Elle commence peu à peu à "parler", écouter sa voix intérieure et devenir humaine. Mais l'est-elle réellement ?  Robert Ford (incroyable et glaçant Anthony Hopkins) a mis en route le programme "Wyatt", le grand méchant de l'histoire qui se révèle donc être Dolores, pour son plan final : détruire Delos, la société qui détient Westworld, et continuer le travail entrepris par Arnold sur la conscience des hôtes. Et c'est là le véritable tour de force de la série. Si le film, dont elle est adaptée, nous offrait une vision effrayante de robots tueurs qui se retournent contre l'humain, la série nous place du côté de ces humanoïdes, dont on encourage le soulèvement.

Une liberté programmée

Soulèvement qu'on pensait lancé par Maeve dans les coulisses du Parc. L'androïde prend rapidement conscience de son état de robot, et impose à Félix et Sylvestre, deux ingénieurs, d'augmenter ses capacités, lui donner des ressources illimitées, l'humaniser grâce aux émotions. Une liberté qui s'avère finalement être une énième machination de Ford, qui lui a donné une nouvelle narration, celle d'une rébellion qui doit servir son plan final. Tous ses mouvements ne sont pas ses propres décisions, ils sont déjà dictés par un programme... Jusqu'à la fin, où elle décide de quitter le train et sortir de cette emprise, comme l'a confirmé Jonathan Nolan à Vulture : "Ce qu'on comprend à ce moment là, c'est que c'est la première décision personnelle qu'elle prend de toute la saison".

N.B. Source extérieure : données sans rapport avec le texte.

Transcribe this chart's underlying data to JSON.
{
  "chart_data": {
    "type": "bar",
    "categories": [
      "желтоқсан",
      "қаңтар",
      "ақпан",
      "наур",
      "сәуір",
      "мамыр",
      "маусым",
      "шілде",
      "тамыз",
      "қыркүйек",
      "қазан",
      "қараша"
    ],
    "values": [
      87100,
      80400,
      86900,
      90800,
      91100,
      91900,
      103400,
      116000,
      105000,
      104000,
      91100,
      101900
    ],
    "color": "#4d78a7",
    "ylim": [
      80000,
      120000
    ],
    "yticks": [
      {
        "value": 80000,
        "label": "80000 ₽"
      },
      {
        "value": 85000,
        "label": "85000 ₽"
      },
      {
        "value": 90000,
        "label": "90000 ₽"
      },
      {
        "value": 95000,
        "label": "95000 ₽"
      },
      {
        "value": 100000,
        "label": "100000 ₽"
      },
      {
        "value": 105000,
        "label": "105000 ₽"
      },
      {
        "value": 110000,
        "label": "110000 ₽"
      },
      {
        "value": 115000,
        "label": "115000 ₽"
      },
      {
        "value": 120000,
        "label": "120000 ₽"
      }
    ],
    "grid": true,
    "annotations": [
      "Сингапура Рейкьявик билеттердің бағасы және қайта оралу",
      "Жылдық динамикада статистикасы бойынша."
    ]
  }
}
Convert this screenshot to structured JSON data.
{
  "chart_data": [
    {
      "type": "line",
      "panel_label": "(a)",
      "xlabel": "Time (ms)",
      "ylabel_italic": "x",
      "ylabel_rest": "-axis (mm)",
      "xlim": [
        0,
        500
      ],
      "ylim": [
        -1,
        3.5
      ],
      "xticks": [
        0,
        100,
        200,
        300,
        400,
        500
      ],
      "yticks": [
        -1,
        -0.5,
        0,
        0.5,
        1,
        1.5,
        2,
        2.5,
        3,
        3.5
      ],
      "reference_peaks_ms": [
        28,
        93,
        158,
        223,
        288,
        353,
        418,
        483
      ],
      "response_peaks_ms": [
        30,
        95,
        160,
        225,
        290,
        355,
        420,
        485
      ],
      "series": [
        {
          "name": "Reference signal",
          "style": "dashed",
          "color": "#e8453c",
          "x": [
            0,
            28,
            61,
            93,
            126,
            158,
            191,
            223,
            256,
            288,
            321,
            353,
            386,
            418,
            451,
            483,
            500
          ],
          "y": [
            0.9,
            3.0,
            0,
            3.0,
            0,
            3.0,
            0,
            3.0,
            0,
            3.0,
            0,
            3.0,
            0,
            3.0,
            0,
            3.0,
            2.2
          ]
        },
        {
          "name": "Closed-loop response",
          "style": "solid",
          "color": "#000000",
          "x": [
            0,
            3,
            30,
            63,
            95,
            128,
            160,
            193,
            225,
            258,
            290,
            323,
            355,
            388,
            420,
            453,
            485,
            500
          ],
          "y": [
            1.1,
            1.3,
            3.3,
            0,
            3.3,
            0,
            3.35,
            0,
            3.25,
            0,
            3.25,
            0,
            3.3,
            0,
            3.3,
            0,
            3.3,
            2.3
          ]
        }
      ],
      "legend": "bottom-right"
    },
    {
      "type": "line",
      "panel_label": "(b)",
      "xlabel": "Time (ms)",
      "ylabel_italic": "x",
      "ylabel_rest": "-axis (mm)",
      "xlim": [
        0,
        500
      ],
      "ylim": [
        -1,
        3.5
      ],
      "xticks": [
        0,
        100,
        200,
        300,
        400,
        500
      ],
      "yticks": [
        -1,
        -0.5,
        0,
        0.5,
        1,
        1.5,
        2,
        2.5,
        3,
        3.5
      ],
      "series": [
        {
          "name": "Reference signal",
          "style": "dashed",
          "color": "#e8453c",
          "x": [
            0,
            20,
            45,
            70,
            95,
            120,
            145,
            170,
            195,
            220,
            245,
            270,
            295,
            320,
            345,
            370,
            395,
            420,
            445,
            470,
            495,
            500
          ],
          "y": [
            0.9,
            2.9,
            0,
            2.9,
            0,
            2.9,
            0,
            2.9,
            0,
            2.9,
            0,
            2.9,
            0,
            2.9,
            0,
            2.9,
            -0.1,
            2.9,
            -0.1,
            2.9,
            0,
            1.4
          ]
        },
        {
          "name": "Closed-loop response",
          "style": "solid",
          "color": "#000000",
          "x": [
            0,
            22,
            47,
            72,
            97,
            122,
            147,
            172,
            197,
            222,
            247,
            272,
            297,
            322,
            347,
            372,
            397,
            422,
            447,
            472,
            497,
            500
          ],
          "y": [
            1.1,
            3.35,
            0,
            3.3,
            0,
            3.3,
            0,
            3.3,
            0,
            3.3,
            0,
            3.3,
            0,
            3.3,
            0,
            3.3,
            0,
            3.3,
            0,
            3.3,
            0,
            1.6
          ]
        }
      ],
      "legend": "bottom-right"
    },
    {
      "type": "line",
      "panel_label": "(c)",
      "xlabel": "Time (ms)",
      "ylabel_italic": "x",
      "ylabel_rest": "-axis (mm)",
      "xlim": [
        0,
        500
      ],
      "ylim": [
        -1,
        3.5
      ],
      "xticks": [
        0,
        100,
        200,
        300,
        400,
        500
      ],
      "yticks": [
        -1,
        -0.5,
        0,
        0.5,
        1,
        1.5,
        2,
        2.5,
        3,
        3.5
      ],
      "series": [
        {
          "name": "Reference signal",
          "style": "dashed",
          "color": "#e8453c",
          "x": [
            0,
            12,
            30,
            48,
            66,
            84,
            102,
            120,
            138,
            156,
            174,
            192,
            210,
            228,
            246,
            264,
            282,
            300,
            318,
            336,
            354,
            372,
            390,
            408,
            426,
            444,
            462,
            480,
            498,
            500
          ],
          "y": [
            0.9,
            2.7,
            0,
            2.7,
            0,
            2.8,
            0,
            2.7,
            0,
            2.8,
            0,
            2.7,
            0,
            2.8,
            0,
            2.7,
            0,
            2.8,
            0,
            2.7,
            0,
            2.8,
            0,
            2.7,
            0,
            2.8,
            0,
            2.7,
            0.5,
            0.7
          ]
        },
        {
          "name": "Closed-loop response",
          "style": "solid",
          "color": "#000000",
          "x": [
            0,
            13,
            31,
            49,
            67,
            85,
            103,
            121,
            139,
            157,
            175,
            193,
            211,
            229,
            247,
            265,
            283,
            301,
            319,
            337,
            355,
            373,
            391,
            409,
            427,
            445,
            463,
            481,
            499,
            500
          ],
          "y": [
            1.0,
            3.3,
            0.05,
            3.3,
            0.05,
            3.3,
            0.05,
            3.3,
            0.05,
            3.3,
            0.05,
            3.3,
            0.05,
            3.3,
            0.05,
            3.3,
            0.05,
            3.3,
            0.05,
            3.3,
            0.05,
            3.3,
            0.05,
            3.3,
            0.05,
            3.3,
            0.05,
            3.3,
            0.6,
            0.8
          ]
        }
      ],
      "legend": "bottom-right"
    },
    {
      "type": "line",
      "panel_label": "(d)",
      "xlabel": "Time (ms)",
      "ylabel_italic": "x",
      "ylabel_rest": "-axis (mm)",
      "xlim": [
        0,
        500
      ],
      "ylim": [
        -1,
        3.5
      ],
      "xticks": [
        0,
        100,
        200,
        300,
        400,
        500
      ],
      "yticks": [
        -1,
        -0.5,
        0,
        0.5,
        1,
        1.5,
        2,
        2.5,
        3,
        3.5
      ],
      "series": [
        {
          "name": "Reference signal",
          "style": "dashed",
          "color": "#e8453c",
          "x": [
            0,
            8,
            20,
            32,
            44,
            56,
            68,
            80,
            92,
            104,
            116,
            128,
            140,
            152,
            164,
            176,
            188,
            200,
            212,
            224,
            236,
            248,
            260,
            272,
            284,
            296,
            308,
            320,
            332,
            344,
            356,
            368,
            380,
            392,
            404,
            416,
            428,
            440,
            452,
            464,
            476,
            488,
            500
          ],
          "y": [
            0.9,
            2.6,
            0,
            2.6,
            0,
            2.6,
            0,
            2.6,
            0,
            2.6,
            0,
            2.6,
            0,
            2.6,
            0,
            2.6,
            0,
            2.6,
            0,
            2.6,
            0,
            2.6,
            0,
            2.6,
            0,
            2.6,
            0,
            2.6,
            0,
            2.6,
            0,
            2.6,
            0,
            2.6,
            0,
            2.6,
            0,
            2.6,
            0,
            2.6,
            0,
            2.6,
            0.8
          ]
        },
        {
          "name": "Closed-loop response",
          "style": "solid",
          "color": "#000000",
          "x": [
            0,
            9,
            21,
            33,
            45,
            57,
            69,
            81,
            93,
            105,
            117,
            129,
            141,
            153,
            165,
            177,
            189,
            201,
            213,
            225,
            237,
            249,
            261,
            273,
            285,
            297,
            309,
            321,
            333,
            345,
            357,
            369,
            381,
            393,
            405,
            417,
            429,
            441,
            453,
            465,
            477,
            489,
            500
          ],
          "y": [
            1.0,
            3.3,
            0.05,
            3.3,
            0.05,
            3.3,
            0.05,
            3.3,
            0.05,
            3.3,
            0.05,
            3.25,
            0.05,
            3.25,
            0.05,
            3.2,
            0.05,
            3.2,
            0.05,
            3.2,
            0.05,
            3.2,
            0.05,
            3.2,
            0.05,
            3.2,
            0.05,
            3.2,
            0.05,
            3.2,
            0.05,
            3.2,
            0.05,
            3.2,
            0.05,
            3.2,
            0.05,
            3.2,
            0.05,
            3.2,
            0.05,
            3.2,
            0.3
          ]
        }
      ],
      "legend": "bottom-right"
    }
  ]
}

La liberté a un prix, la frontière entre l'humain et la machine est bien plus proche qu'on ne peut le penser et c'est  ce qu'avait compris Arnold. On ne peut pas jouer à Dieu impunément. Si Ford n'a pas assimilé ça au départ, la mort de son ami Arnold a été un véritable déclic. Pendant 10 épisodes, Westworld nous a offert une série intelligente, un questionnement profond sur la nature humaine, un univers riche, dense et d'une grande ambition. HBO vient de conclure la première saison d'une grande série.